Conway, who has also advised the state’s labor department, estimated that many injuries are never even reported, and she doubted whether many employees received workers’ compensation. (A spokesman for New Jersey’s Department of Labor and Workforce Development said they did track workers’ compensation cases, but he declined to release specific records, citing privacy laws.)

Another bill meant to increase staffing levels has already been introduced this legislative session.

By the numbers

Statewide, there are 56,500 nursing assistants in hospitals and nursing homes alike.

Most New Jersey nursing homes are privately owned, and non-fatal injury rates for employees have declined in both the state and the country, according to federal data.

Yet more than 1,400 annual incidents continue to cost employees and employers.

Over the past eight years, more than 14,000 injuries and illnesses caused employees to miss at least one day of work at privately owned nursing and residential care facilities in New Jersey, a higher rate than the nation overall.

Many missed more. The state’s nursing assistants missed a median of six days of work in 2018, and New Jersey has reported some of the highest numbers of days missed when compared to other states throughout the decade.

Missing work can increase the strain on staff, creating a snowball effect. More than one employee recalled trying to call in sick because of exhaustion, and being pressured to show up anyway because of how few people were working.

Furthermore, showing up only earns nursing assistants an average of $14.61 an hour in New Jersey, less than what you can make as Whole Foods cheese buyer (where you’ll also face a considerably lower injury rate).

Dangerous work

Employees know that helping vulnerable people can endanger caretakers in even the best circumstances.

Nikki Hebron, a former nursing assistant, was with two colleagues at a nursing home in Cape May back in 2002 when she tried to help a tall resident into bed.

The man had a broken femur, she said, which ruled out using a machine to raise him up. As the three tried to lift him, the man’s knee buckled and he started to fall. Hebron “football tackled” him into the bed and herniated a disc in her back, she said.
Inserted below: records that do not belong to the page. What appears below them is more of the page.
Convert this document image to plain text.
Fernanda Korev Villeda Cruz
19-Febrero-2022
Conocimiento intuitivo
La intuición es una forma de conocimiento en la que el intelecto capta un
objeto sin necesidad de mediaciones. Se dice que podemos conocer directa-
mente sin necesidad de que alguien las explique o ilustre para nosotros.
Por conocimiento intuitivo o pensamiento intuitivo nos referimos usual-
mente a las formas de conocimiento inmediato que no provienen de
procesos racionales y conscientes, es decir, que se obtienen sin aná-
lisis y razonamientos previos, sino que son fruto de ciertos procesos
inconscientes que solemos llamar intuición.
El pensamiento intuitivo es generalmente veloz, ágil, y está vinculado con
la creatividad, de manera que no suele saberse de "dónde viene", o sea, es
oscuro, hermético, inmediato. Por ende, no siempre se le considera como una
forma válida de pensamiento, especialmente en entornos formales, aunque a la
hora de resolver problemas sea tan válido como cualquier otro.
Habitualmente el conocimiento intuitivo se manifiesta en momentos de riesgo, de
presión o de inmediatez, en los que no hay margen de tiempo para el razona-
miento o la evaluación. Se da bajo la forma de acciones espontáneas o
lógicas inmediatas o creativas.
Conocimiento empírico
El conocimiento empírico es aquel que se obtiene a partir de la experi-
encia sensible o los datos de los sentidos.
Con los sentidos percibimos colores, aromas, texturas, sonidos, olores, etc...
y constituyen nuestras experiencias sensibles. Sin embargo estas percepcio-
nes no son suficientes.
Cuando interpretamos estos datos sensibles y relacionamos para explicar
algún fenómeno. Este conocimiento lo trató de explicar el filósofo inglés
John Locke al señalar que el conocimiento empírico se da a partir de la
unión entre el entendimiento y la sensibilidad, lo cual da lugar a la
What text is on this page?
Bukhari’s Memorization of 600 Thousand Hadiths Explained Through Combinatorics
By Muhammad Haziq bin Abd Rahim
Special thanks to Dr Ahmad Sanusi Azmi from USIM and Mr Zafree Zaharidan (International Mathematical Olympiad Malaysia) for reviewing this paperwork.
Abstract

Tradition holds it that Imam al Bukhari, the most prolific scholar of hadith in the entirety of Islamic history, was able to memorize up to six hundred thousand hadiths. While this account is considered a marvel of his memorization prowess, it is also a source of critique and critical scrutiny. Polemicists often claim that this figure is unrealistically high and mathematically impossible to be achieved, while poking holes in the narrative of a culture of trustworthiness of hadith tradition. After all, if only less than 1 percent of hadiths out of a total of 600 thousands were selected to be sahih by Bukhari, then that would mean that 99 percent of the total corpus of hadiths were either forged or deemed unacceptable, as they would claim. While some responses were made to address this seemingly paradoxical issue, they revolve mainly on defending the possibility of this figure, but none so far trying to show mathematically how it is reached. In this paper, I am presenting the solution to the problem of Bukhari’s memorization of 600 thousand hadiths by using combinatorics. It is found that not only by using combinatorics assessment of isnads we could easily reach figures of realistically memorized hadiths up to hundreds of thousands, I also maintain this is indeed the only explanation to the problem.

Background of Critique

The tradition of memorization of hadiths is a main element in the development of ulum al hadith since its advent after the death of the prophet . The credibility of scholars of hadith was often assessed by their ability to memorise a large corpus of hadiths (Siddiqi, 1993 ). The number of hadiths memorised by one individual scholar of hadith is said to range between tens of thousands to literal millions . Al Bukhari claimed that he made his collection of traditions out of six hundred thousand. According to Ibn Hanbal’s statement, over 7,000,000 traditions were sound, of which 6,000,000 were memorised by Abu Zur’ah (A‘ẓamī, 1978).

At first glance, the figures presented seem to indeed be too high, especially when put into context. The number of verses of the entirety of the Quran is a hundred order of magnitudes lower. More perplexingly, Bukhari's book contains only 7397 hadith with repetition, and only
She now works as a clerk at the same nursing home because she’s no longer able to safely move people.

Hebron said that she felt like residents’ safety was sometimes prized above caregivers.

"It’s almost better that you get hurt than you let one of the residents get hurt,” Hebron said.
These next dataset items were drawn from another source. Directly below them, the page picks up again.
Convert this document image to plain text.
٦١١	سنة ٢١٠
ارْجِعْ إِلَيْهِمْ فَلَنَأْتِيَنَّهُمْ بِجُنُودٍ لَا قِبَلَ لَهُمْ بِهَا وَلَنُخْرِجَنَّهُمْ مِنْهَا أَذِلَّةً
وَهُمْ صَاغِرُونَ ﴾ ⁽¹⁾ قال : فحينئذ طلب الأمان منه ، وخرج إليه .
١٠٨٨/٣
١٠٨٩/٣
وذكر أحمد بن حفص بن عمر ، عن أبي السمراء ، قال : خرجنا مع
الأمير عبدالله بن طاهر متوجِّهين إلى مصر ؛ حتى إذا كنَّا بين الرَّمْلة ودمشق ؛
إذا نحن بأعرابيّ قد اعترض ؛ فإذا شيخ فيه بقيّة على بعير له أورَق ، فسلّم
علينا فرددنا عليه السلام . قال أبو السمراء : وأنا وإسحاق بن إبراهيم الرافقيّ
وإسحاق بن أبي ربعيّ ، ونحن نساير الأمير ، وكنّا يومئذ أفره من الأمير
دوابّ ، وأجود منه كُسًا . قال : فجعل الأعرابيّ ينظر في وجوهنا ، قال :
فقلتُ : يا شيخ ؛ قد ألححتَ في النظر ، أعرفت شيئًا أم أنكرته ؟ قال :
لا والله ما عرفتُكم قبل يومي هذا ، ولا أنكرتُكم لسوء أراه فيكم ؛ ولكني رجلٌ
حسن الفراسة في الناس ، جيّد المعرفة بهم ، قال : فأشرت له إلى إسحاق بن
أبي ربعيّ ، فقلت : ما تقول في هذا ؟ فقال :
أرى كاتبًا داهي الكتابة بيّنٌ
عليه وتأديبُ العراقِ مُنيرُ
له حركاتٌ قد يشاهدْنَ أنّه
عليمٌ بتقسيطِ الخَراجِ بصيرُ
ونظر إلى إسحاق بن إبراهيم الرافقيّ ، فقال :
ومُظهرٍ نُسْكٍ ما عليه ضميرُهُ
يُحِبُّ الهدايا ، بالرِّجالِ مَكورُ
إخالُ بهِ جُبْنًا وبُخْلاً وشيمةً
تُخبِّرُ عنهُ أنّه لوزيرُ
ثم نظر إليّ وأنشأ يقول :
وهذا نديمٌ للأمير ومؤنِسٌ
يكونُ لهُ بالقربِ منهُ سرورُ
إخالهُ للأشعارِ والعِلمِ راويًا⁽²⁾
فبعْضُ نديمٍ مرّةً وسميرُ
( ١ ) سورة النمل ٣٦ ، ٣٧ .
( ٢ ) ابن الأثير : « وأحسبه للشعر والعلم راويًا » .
Confused residents can also threaten caretakers.

“We’re always in personal danger,” said Alicia Harvey, a licensed practical nurse at the Bergen New Bridge Medical Center’s long term care unit. “We’ve all been chased by patients, we’ve all been hit or kicked or spit on.”
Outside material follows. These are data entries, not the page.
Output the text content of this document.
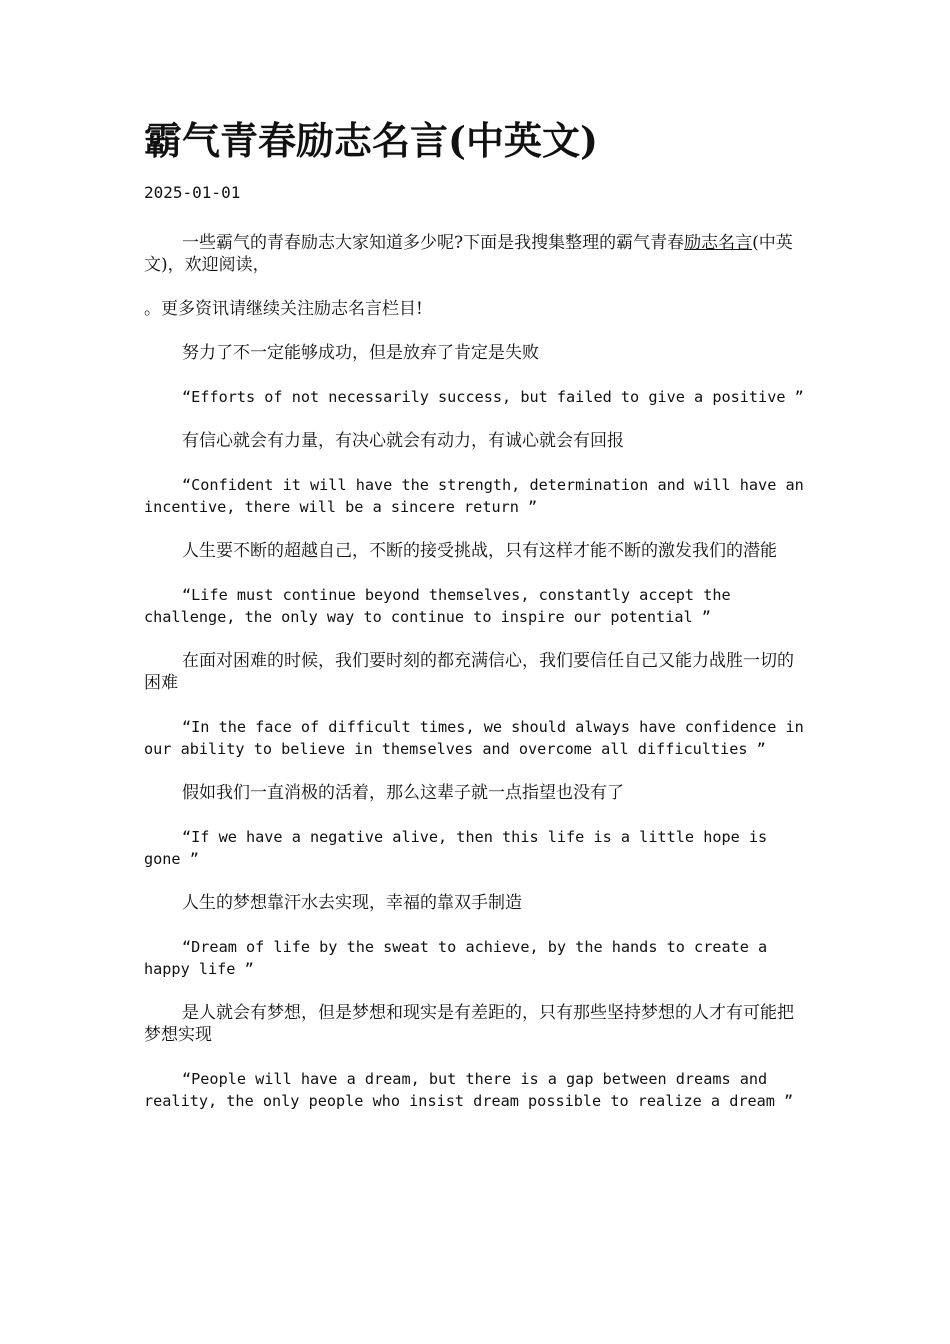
霸气青春励志名言(中英文)
2025-01-01

一些霸气的青春励志大家知道多少呢?下面是我搜集整理的霸气青春励志名言(中英文)，欢迎阅读，

。更多资讯请继续关注励志名言栏目!

努力了不一定能够成功，但是放弃了肯定是失败

“Efforts of not necessarily success, but failed to give a positive ”

有信心就会有力量，有决心就会有动力，有诚心就会有回报

“Confident it will have the strength, determination and will have an incentive, there will be a sincere return ”

人生要不断的超越自己，不断的接受挑战，只有这样才能不断的激发我们的潜能

“Life must continue beyond themselves, constantly accept the challenge, the only way to continue to inspire our potential ”

在面对困难的时候，我们要时刻的都充满信心，我们要信任自己又能力战胜一切的困难

“In the face of difficult times, we should always have confidence in our ability to believe in themselves and overcome all difficulties ”

假如我们一直消极的活着，那么这辈子就一点指望也没有了

“If we have a negative alive, then this life is a little hope is gone ”

人生的梦想靠汗水去实现，幸福的靠双手制造

“Dream of life by the sweat to achieve, by the hands to create a happy life ”

是人就会有梦想，但是梦想和现实是有差距的，只有那些坚持梦想的人才有可能把梦想实现

“People will have a dream, but there is a gap between dreams and reality, the only people who insist dream possible to realize a dream ”
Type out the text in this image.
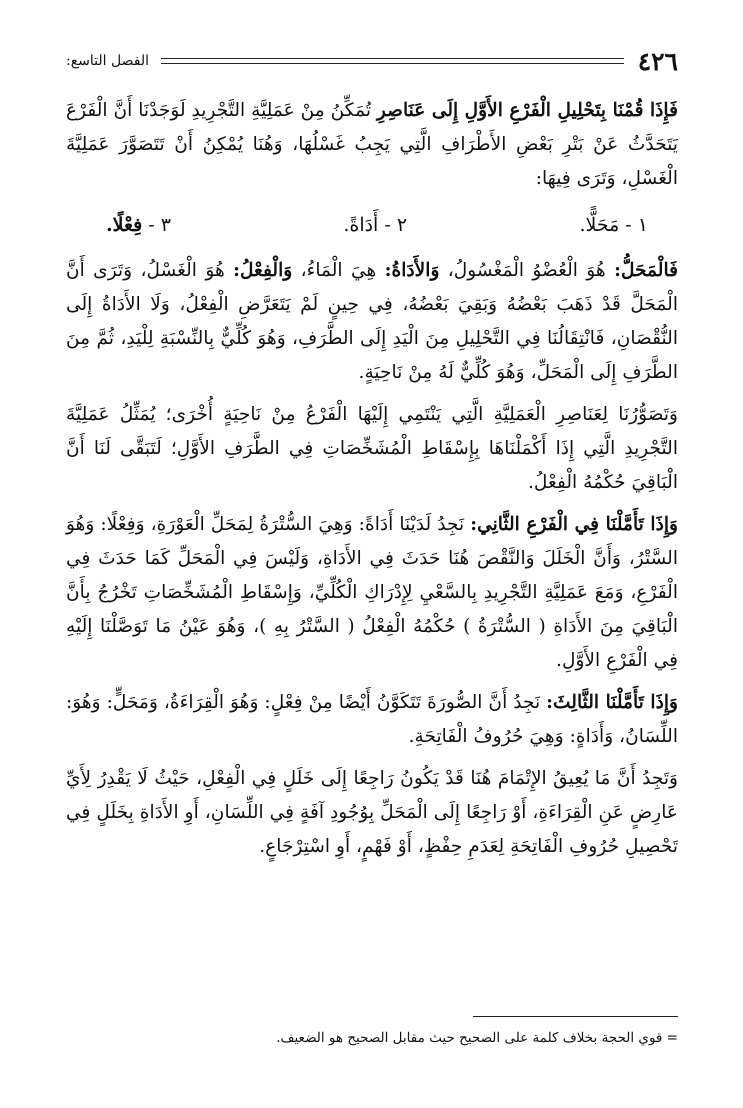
٤٢٦
الفصل التاسع:

فَإِذَا قُمْنَا بِتَحْلِيلِ الْفَرْعِ الأَوَّلِ إِلَى عَنَاصِرِ تُمَكِّنُ مِنْ عَمَلِيَّةِ التَّجْرِيدِ لَوَجَدْنَا أَنَّ الْفَرْعَ يَتَحَدَّثُ عَنْ بَتْرِ بَعْضِ الأَطْرَافِ الَّتِي يَجِبُ غَسْلُهَا، وَهُنَا يُمْكِنُ أَنْ تَتَصَوَّرَ عَمَلِيَّةَ الْغَسْلِ، وَتَرَى فِيهَا:

١ - مَحَلًّا.
٢ - أَدَاةً.
٣ - فِعْلًا.

فَالْمَحَلُّ: هُوَ الْعُضْوُ الْمَغْسُولُ، وَالأَدَاةُ: هِيَ الْمَاءُ، وَالْفِعْلُ: هُوَ الْغَسْلُ، وَتَرَى أَنَّ الْمَحَلَّ قَدْ ذَهَبَ بَعْضُهُ وَبَقِيَ بَعْضُهُ، فِي حِينٍ لَمْ يَتَعَرَّضِ الْفِعْلُ، وَلَا الأَدَاةُ إِلَى النُّقْصَانِ، فَانْتِقَالُنَا فِي التَّحْلِيلِ مِنَ الْيَدِ إِلَى الطَّرَفِ، وَهُوَ كُلِّيٌّ بِالنِّسْبَةِ لِلْيَدِ، ثُمَّ مِنَ الطَّرَفِ إِلَى الْمَحَلِّ، وَهُوَ كُلِّيٌّ لَهُ مِنْ نَاحِيَةٍ.

وَتَصَوُّرُنَا لِعَنَاصِرِ الْعَمَلِيَّةِ الَّتِي يَنْتَمِي إِلَيْهَا الْفَرْعُ مِنْ نَاحِيَةٍ أُخْرَى؛ يُمَثِّلُ عَمَلِيَّةَ التَّجْرِيدِ الَّتِي إِذَا أَكْمَلْنَاهَا بِإِسْقَاطِ الْمُشَخِّصَاتِ فِي الطَّرَفِ الأَوَّلِ؛ لَتَبَقَّى لَنَا أَنَّ الْبَاقِيَ حُكْمُهُ الْفِعْلُ.

وَإِذَا تَأَمَّلْنَا فِي الْفَرْعِ الثَّانِي: نَجِدُ لَدَيْنَا أَدَاةً: وَهِيَ السُّتْرَةُ لِمَحَلِّ الْعَوْرَةِ، وَفِعْلًا: وَهُوَ السَّتْرُ، وَأَنَّ الْخَلَلَ وَالنَّقْصَ هُنَا حَدَثَ فِي الأَدَاةِ، وَلَيْسَ فِي الْمَحَلِّ كَمَا حَدَثَ فِي الْفَرْعِ، وَمَعَ عَمَلِيَّةِ التَّجْرِيدِ بِالسَّعْيِ لِإِدْرَاكِ الْكُلِّيِّ، وَإِسْقَاطِ الْمُشَخِّصَاتِ تَخْرُجُ بِأَنَّ الْبَاقِيَ مِنَ الأَدَاةِ ( السُّتْرَةُ ) حُكْمُهُ الْفِعْلُ ( السَّتْرُ بِهِ )، وَهُوَ عَيْنُ مَا تَوَصَّلْنَا إِلَيْهِ فِي الْفَرْعِ الأَوَّلِ.

وَإِذَا تَأَمَّلْنَا الثَّالِثَ: نَجِدُ أَنَّ الصُّورَةَ تَتَكَوَّنُ أَيْضًا مِنْ فِعْلٍ: وَهُوَ الْقِرَاءَةُ، وَمَحَلٍّ: وَهُوَ: اللِّسَانُ، وَأَدَاةٍ: وَهِيَ حُرُوفُ الْفَاتِحَةِ.

وَتَجِدُ أَنَّ مَا يُعِيقُ الإِتْمَامَ هُنَا قَدْ يَكُونُ رَاجِعًا إِلَى خَلَلٍ فِي الْفِعْلِ، حَيْثُ لَا يَقْدِرُ لِأَيِّ عَارِضٍ عَنِ الْقِرَاءَةِ، أَوْ رَاجِعًا إِلَى الْمَحَلِّ بِوُجُودِ آفَةٍ فِي اللِّسَانِ، أَوِ الأَدَاةِ بِخَلَلٍ فِي تَحْصِيلِ حُرُوفِ الْفَاتِحَةِ لِعَدَمِ حِفْظٍ، أَوْ فَهْمٍ، أَوِ اسْتِرْجَاعٍ.

= قوي الحجة بخلاف كلمة على الصحيح حيث مقابل الصحيح هو الضعيف.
She cautioned that hiring more people wasn’t a silver bullet, especially when it came to violent residents. “There needs to be some accountability for people who do abuse the nurses,” she said.

Donnalee Corrieri, a vice president at New Bridge, said they had seen a drop in workplace violence after making internal changes, including the establishment of a workplace violence prevention team.

Training staff how to handle potentially violent residents was crucial, she said, especially because New Bridge didn’t use restraints.

Growing demand

Theresa Edelstein, a vice-president for the New Jersey Hospital Association, agreed that training is crucial to helping employees avoid injuries.

“It’s a difficult job,” she said, “and an aging workforce contributes to the risk.”

She also said she was concerned that there will be enough workers to keep up with the growing demand.

The need for certified nursing assistants especially is only expected to increase as the 65-and-older population soars nationwide, from 47.8 million a few years ago to 88 million by 2050, according to the nonprofit research and advocacy organization LeadingAge.

More than two thirds of those people will require some form of long-term care or in-home support services, according to the U.S. Department of Health and Human Services.